Meine Karrieretreiber

Wertschätzender Umgang mit Kollegen, das Hinterfragen und nichts als Gegeben hinzunehmen sowie das anhaltende Bestreben sich entwickeln und lernen zu wollen waren sicherlich Karrieretreiber. Am Wertvollsten empfand ich das Feedback durch meine Mentoren und die Selbstreflexion, wodurch die eigene Entwicklung erst ermöglicht wird.

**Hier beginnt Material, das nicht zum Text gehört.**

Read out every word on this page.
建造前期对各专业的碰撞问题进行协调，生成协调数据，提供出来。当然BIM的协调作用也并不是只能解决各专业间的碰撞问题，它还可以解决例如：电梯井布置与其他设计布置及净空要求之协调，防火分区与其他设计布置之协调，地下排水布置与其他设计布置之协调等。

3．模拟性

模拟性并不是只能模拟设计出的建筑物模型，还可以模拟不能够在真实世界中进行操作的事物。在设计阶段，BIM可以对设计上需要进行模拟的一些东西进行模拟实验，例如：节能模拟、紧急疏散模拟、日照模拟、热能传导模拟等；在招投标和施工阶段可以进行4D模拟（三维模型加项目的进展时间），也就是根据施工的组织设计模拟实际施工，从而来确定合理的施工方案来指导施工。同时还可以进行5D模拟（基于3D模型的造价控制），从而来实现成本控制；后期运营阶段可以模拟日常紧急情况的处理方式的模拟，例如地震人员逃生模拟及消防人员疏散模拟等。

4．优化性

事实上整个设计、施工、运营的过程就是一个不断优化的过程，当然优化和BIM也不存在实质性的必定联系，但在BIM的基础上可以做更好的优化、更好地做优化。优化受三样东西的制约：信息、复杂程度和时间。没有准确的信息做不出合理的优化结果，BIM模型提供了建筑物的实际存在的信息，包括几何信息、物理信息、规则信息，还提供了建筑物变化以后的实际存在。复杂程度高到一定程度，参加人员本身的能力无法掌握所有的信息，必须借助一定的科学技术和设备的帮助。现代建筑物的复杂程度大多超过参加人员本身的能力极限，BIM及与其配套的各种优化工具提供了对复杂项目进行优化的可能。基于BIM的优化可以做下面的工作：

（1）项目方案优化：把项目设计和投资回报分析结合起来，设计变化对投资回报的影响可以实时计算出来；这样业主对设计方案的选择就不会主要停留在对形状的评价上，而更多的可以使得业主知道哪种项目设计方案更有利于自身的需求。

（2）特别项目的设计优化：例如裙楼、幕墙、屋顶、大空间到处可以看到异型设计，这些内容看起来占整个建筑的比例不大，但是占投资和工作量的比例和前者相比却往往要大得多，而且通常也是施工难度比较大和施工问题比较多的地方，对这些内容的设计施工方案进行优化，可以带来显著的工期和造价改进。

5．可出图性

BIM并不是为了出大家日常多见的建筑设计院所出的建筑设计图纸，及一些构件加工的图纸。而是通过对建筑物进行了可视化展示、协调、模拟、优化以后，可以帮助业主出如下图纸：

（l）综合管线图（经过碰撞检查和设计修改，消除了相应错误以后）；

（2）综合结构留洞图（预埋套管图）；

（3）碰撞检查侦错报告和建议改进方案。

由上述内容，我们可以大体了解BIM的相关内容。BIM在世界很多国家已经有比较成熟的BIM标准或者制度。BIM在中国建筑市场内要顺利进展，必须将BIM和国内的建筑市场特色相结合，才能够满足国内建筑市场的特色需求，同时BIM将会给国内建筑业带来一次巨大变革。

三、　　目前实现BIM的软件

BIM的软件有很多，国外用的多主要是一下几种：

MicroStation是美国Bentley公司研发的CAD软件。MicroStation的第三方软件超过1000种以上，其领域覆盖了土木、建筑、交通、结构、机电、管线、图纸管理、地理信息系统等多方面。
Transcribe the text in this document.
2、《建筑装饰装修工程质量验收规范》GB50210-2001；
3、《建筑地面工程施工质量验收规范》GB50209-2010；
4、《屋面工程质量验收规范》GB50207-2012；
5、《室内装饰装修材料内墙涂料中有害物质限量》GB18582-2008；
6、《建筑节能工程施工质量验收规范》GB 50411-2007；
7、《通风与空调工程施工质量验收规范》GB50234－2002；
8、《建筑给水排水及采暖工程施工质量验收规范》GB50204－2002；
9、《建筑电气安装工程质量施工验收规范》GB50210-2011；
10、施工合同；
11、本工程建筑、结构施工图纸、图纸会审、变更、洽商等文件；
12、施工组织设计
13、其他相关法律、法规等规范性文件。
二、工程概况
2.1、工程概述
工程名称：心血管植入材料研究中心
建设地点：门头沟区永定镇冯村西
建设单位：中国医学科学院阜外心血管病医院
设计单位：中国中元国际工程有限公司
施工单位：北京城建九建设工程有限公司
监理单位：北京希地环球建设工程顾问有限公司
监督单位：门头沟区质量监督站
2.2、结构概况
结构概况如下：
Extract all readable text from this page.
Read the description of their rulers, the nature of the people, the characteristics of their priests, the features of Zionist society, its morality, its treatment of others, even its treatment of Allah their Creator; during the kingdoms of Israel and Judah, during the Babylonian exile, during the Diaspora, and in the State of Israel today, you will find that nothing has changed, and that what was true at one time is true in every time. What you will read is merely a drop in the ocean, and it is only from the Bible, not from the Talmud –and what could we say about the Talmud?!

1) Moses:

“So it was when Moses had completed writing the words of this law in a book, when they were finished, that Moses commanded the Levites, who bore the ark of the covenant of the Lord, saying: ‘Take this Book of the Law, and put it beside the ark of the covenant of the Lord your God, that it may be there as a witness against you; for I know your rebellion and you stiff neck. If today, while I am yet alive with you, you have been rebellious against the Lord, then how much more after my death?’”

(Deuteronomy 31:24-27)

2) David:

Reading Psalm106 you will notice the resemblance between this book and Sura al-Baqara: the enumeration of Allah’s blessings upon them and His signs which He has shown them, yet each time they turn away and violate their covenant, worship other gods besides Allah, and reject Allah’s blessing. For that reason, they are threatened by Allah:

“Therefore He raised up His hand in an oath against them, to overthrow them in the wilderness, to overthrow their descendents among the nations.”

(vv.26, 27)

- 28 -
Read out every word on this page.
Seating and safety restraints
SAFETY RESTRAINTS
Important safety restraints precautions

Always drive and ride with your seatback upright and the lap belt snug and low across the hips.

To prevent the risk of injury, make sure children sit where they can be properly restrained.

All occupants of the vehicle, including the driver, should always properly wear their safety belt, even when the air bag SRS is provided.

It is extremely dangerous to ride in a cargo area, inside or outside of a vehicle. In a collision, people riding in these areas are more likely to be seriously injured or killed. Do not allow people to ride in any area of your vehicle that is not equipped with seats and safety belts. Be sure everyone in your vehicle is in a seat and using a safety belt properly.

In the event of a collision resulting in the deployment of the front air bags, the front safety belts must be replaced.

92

Schlussendlich muss man aber auch zur richtigen Zeit am richtigen Ort sein, dies zu verstehen und zu akzeptieren war ein wesentlicher Baustein.  

Mein Fazit

Dank meiner Arbeit in unterschiedlichen Bereichen sowie übergreifenden Projekten mit interdisziplinären Teams kann ich heute Problemstellungen differenziert betrachten und effektiver lösen – sowie aktiv bei der Unternehmensgestaltung mitwirken. Dabei ist ein Netzwerk entstanden, das stets sehr hilfreich ist.

Alles in allem sind das hervorragende Voraussetzungen für meine aktuellen Aufgaben und neue Herausforderungen. Ein Unternehmen mit tollen Menschen und tollen Möglichkeiten.